Executed in 1949 and exhibited the same year at the State Tretyakov Gallery, Evening at the Kolkhoz was painted during a period of intense collectivisation and presents the ideal Soviet ‘brigade’ at rest.  Athletic, healthy and rosy-cheeked, this group is the product of a perfectly functioning state. Despite the rural setting, we are notified that the workers are informed and literate: at the very centre of the composition a young man holds a book and an edition of Pravda newspaper is prominent in the lower left corner. The central trio represent an ideal family unit. As we find often even in Deineka’s early work, the strong female representation is noticeable – women are in the majority here and very obviously presented as equals to their male counterparts, whether in their capacity to work (the dairy-workers in the background) or converse – both the young (far right) and old (far left). The girl seated on the balustrade recalls the cyclist Kolkhoznitsa on a Bicycle (fig.1), another tanned figure in red set against a green background.

The parallels between Soviet and American realist art of this period have often been remarked on and the comparisons seem particularly apt here. The homogeneity and sense of contentment in the present work recall Norman Rockwell’s famous Freedom from Want (1942) in which a meal is presented to a similarly crowded table, loaded with a wholesome array of fruit and vegetables. Rockwell’s picture was one of four works created in response to each of the ‘four freedoms’ in President Franklin D. Roosevelt annual speech to Congress in 1941, eleven months before Japan attacked Pearl Harbour. When they were published in the Saturday Evening Post in 1943 the popular reaction was overwhelming, with over 25,000 readers requesting full-colour reproductions.  On 29 August 1949, the Soviet Union exploded its first atomic bomb. The disconnect presented by both artists, American and Soviet, between the domestic idyll and the reality of war or escalating international tensions are hard for the modern day viewer to ignore.

From the 1920s onwards a number of Deineka’s contemporaries were involved in the design of clothes and developing geometric fabric patterns. Deineka was a particularly gifted textile designer and studied under Varvara Stepanova at the textile department of VKhUTEMAS, an interest of his which is most famously represented in Textile Workers (1927) at the State Russian Museum and which extends to his later works.
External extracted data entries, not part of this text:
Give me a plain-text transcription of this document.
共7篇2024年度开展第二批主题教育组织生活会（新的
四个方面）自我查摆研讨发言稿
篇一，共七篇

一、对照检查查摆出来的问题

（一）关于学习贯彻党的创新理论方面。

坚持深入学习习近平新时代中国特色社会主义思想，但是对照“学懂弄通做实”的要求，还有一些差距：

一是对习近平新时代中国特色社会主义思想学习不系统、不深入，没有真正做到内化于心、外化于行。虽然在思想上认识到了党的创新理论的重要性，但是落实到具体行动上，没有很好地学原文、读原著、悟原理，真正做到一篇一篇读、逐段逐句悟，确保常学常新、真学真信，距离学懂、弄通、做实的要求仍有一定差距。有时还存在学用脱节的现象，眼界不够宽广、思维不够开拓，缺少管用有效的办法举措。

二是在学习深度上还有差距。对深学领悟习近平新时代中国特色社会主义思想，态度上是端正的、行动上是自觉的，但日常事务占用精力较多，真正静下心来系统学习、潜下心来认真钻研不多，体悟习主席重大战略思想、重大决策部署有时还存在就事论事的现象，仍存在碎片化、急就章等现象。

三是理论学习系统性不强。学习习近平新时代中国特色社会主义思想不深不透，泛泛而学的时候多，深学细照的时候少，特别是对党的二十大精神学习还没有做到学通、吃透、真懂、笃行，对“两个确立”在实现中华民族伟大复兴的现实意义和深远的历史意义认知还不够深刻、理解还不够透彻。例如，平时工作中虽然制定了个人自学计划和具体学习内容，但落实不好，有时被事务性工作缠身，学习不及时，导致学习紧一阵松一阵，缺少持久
The brightly patterned carpet in the present work is found in Flowers on a Carpet (1948), and his famous Self Portrait (1948) shows a similar array of traditional and fabricated materials, from thick-wove almost Uzbek rugs and blankets to finely embroidered Ukrainian detailing and printed cloths.
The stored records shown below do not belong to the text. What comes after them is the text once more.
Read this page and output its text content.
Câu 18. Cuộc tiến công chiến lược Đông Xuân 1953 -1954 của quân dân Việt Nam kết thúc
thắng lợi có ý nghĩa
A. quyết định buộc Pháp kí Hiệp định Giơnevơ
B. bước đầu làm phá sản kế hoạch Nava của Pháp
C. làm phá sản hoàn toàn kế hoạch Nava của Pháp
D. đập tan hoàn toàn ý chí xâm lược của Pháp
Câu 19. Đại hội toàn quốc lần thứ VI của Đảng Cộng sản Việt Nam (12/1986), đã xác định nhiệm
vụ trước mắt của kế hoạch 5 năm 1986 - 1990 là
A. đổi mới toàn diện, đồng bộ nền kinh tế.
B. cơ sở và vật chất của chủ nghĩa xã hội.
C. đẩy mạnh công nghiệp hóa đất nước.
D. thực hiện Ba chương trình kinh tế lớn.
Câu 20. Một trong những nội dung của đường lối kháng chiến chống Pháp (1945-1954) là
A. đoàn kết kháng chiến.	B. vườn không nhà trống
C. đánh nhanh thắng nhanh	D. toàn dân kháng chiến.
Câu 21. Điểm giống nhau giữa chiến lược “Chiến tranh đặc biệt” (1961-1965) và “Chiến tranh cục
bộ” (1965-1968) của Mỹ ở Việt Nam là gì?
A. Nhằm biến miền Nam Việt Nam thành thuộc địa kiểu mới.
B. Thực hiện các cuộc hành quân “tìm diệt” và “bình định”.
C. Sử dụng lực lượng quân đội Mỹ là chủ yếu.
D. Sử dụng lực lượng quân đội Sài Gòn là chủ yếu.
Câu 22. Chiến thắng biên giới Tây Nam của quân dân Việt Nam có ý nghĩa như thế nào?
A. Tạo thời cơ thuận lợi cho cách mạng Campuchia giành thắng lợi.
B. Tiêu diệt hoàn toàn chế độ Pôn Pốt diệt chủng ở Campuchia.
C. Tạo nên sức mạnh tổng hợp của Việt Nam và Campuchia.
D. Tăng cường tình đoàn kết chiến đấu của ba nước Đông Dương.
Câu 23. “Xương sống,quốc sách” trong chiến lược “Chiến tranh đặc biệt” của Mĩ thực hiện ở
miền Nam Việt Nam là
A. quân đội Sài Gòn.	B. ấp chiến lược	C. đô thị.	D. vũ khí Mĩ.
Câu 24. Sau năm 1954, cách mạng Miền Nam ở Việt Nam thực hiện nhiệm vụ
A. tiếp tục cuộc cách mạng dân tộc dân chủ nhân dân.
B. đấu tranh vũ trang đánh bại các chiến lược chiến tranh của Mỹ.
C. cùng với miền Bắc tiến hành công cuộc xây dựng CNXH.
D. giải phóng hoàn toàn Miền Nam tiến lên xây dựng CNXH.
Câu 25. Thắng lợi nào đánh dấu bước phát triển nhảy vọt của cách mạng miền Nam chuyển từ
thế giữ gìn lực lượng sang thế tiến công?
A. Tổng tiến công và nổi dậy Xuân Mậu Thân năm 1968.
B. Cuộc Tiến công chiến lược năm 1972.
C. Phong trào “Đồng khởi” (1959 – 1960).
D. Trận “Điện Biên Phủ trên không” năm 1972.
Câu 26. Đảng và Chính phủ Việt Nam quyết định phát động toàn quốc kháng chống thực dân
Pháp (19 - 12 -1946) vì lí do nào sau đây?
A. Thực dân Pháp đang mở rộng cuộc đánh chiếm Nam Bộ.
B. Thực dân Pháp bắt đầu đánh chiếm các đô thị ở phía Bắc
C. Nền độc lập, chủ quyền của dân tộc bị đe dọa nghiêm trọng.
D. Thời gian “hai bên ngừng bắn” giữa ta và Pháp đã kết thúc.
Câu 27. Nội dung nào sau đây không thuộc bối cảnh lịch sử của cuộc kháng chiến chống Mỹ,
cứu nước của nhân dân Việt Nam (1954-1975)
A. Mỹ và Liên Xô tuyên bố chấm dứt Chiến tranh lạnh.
In terms of composition, the lone conifer to the right of the present work is characteristic of Deineka’s sweeping landscapes, recalling earlier works such as Evening (fig.2, The State Tretyakov Gallery). The frieze-like qualities evoke his work from the 1930s, in particular his mosaic designs for the Mayakovskaya station of the Moscow metro.

The reference to the state newspaper and the idealized treatment of the theme are not incidental: in the late 1940s, Deineka was accused of 'formalism' and dismissed from his position as the head of the Moscow Institute of Applied and Decorative Arts in Moscow, which was soon shut down altogether. As a form of social commentary by one of Russia’s leading 20th century artists, Evening at the Kolkhoz is an important historical record of a pivotal period of Soviet history.  The present lot is also thought to have been included in Deineka’s 1969 solo exhibition in Budapest and his 1972 solo exhibition in Warsaw; neither catalogue is available for reference.